For the purposes of this work, I rely on three historical periods: Trinity’s foundation, Trinity and the long eighteenth century, and finally, Trinity in the twentieth century. In the first chapter, I examine Trinity College’s founding goals of simultaneously assimilating Gaelic Irish and ensuring that the New English remain within Ireland. Chapter Two focuses on the period of globalization and revolution of the long eighteenth century. I explore the methods by which Trinity College and its scholars challenged and modified revolutionary ideas within the Irish context. And, finally, in Chapter Three, I show how Trinity College administration and scholars manipulated and mobilized Trinity’s history to defend their place as a settler colonial institution within the new Irish Free State.

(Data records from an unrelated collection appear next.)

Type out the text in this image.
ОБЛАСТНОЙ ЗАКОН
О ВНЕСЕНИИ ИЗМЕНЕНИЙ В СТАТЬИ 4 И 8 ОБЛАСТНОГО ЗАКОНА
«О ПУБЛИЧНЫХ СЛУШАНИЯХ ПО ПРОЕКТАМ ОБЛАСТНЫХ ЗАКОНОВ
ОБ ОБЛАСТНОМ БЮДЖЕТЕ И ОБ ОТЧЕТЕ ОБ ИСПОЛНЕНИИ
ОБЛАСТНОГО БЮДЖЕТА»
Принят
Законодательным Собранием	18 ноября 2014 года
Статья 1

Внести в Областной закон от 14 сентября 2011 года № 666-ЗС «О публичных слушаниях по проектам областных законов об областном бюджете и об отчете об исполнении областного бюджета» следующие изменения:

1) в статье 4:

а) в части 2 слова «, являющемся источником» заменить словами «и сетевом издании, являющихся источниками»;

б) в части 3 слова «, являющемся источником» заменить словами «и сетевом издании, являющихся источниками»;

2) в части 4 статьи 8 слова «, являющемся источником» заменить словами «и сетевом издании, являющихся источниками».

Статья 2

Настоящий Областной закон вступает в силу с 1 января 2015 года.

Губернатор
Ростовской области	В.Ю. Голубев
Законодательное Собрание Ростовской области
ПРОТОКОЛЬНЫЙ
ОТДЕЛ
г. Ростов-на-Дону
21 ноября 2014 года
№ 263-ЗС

These three periods provide a means of understanding the framework of settler colonialism within Ireland and its outcomes in the formation of the “Anglo- Irish.” I rely on the work of Trinity College scholars and administration, legislation within Ireland, and documentation of Trinity College’s history.

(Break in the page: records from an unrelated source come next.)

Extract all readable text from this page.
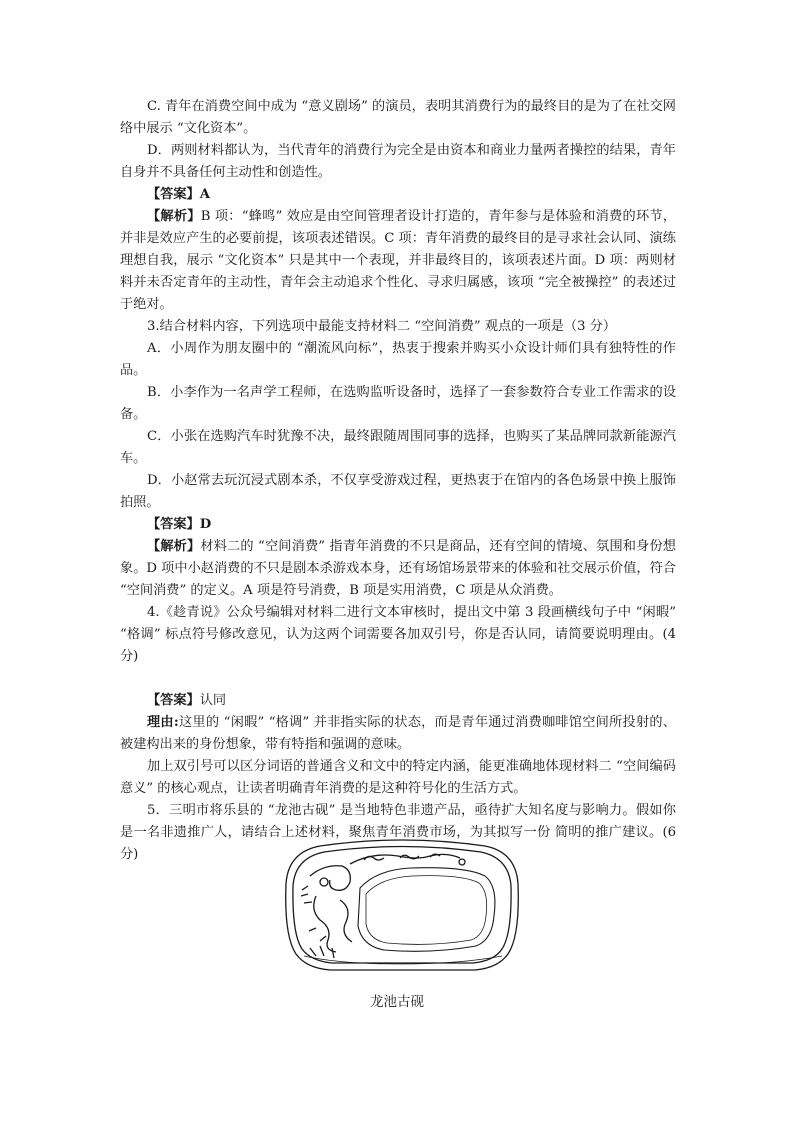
C. 青年在消费空间中成为 “意义剧场” 的演员，表明其消费行为的最终目的是为了在社交网络中展示 “文化资本”。

D．两则材料都认为，当代青年的消费行为完全是由资本和商业力量两者操控的结果，青年自身并不具备任何主动性和创造性。

【答案】A

【解析】B 项：“蜂鸣” 效应是由空间管理者设计打造的，青年参与是体验和消费的环节，并非是效应产生的必要前提，该项表述错误。C 项：青年消费的最终目的是寻求社会认同、演练理想自我，展示 “文化资本” 只是其中一个表现，并非最终目的，该项表述片面。D 项：两则材料并未否定青年的主动性，青年会主动追求个性化、寻求归属感，该项 “完全被操控” 的表述过于绝对。

3.结合材料内容，下列选项中最能支持材料二 “空间消费” 观点的一项是（3 分）

A．小周作为朋友圈中的 “潮流风向标”，热衷于搜索并购买小众设计师们具有独特性的作品。

B．小李作为一名声学工程师，在选购监听设备时，选择了一套参数符合专业工作需求的设备。

C．小张在选购汽车时犹豫不决，最终跟随周围同事的选择，也购买了某品牌同款新能源汽车。

D．小赵常去玩沉浸式剧本杀，不仅享受游戏过程，更热衷于在馆内的各色场景中换上服饰拍照。

【答案】D

【解析】材料二的 “空间消费” 指青年消费的不只是商品，还有空间的情境、氛围和身份想象。D 项中小赵消费的不只是剧本杀游戏本身，还有场馆场景带来的体验和社交展示价值，符合 “空间消费” 的定义。A 项是符号消费，B 项是实用消费，C 项是从众消费。

4.《趁青说》公众号编辑对材料二进行文本审核时，提出文中第 3 段画横线句子中 “闲暇” “格调” 标点符号修改意见，认为这两个词需要各加双引号，你是否认同，请简要说明理由。(4 分)

【答案】认同

理由:这里的 “闲暇” “格调” 并非指实际的状态，而是青年通过消费咖啡馆空间所投射的、被建构出来的身份想象，带有特指和强调的意味。

加上双引号可以区分词语的普通含义和文中的特定内涵，能更准确地体现材料二 “空间编码意义” 的核心观点，让读者明确青年消费的是这种符号化的生活方式。

5．三明市将乐县的 “龙池古砚” 是当地特色非遗产品，亟待扩大知名度与影响力。假如你是一名非遗推广人，请结合上述材料，聚焦青年消费市场，为其拟写一份 简明的推广建议。(6 分)

龙池古砚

Trinity College’s interactions throughout its history provide a glimpse of the Irish colonial tension. Settler colonialism requires institutions that we may not think of as colonial, like universities. Yet such institutions and the people within them often operate as distinct and even oppositional agents. This work helps to provide a means of assessing and reexamining the institutional and intellectual role within the framework of settler colonialism within Ireland. Doing so becomes critical, especially as many of these institutions now must reckon with their legacies in the postcolonial world.